Kopfrechnen ist in Wahlkampfzeiten nicht angebracht. Doch bei einem
anhaltenden Wachstum von 3% verdoppelt sich das Bruttosozialprodukt alle
23 Jahre, bei 5% sogar bereits alle 14 Jahre. Und eine Menge, die
exponentiell wächst, vertausendfacht sich jeweils nach der zehnfachen
Verdoppelungszeit. Dauerhaftes exponentielles Wachstum einer Wirtschaft
ist nicht möglich und führt zwangsläufig zur Selbstzerstörung. Wir
brauchen also dringend andere Problemlösungsansätze, um die realen
Probleme unseres Landes anzugehen.
Die aktuellen politischen Debatten (nicht nur in Wahlkampfzeiten) werden
innerhalb eines zutiefst zerstörerischen Logikkreises geführt. Die
Politik gibt nicht etwa nur die falschen Antworten auf die drängenden
Zukunftsfragen, viele der wichtigsten Fragen werden überhaupt nicht mehr
gestellt.
Damit die Fragen der Nachhaltigkeit, der Zukunftsfähigkeit und Ökologie
nicht ganz unter die parteipolitischen Räder kommen, habe ich im
folgenden Thesen- und Diskussionspapier noch einmal einige Thesen zu
Wachstum, Wachstumskritik und Nachhaltigkeit zusammengefasst.

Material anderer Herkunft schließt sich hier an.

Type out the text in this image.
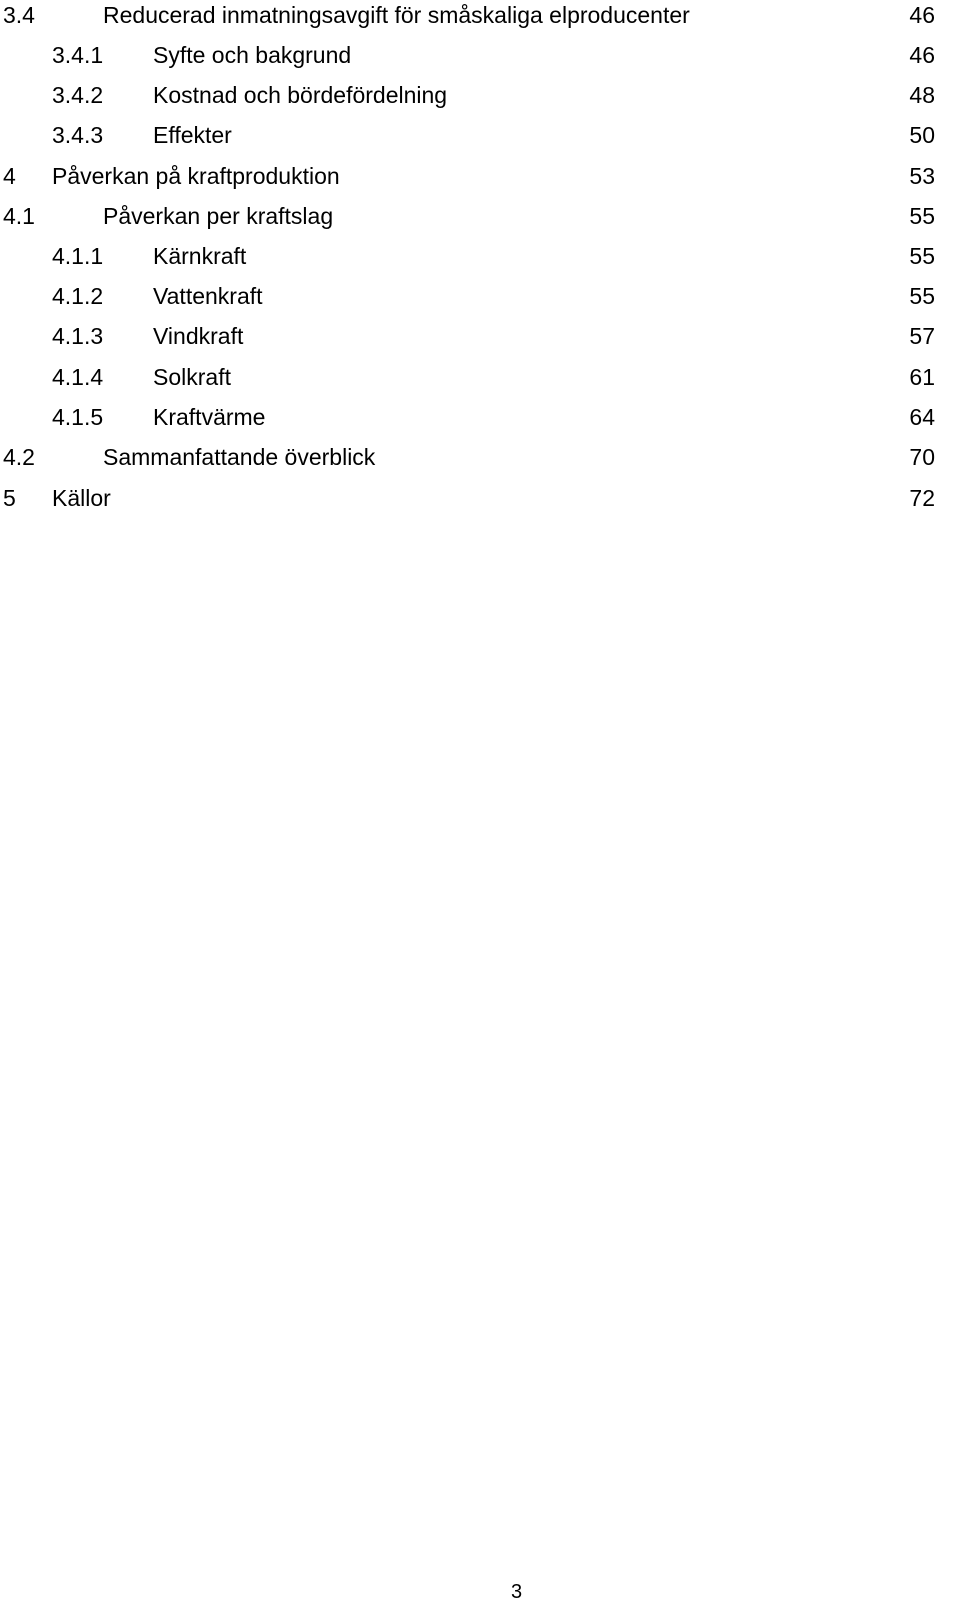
3.4	Reducerad inmatningsavgift för småskaliga elproducenter	46
3.4.1 Syfte och bakgrund	46
3.4.2 Kostnad och bördefördelning	48
3.4.3 Effekter	50
4 Påverkan på kraftproduktion	53
4.1	Påverkan per kraftslag	55
4.1.1 Kärnkraft	55
4.1.2 Vattenkraft	55
4.1.3 Vindkraft	57
4.1.4 Solkraft	61
4.1.5 Kraftvärme	64
4.2	Sammanfattande överblick	70
5 Källor	72
3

Ich sende sie Euch zur Diskussion, bevor ich sie an die Medien weiterleite.
Es wird sicher nicht mehr gelingen, Ökologie und Nachhaltigkeit zum
großen Wahlkampfthema zu machen. Es ist aber wichtig, diese Themen und
Fragen immer wieder, auch gegen den politisch publizistischen
Mainstream, in die Debatte einzubringen und diejenigen (nicht nur in den
Parteien) zu ermutigen, die zumindest mit Teilen dieser Kritik überein
stimmen.
BUND Geschäftsführer, die nicht in den Bundestag gewählt werden müssen,
können es sich auch noch erlauben, solche unbequemen Thesen in
Wahlkampfzeiten zu verbreiten.
Mit freundlichen Grüßen
Axel Mayer
_Legt doch bitte einen Link zu diesem Beitrag:_
http://vorort.bund.net/suedlicher-oberrhein/projekte/wachstum/wachstumskritik.htm
Wachstum und Wachstumskritik / Unbegrenztes Wachstum zerstört
begrenzte Systeme
Eine Einführung in das Thema
*Wieviel Prozent Wachstum*
hätten Sie denn gerne? Fragen Sie einen Politiker von CDUFDPSPD und Sie
werden vermutlich keinen finden, der nicht ein langfristiges Wachstum
von mehr als 5% anstrebt. Mindestens 3% Wirtschaftswachstum seien nötig,
um die Arbeitslosenzahlen zu senken. Vollbeschäftigung ließe sich
frühestens ab 5% jährlichem Wachstum erreichen, werden Ihnen auch viele
PolitikerInnen der GRÜNEN und der Demokratischen Linken vorrechnen.*
Doch hinter solchen Aussagen,*
Wahlkampfparolen, Wirtschaftsinteressen, Wünschen und
Problemlösungsansätzen stehen unhinterfragte Mythen und der alte,
zerstörerische Irrglaube, unbegrenztes Wachstum sei dauerhaft möglich.*
Bei einem anhaltenden Wachstum*
von 3% verdoppelt sich das Bruttosozialprodukt alle 23 Jahre, bei 5%
sogar bereits alle 14 Jahre. Und eine Menge, die exponentiell wächst,
vertausendfacht sich jeweils nach der zehnfachen Verdoppelungszeit.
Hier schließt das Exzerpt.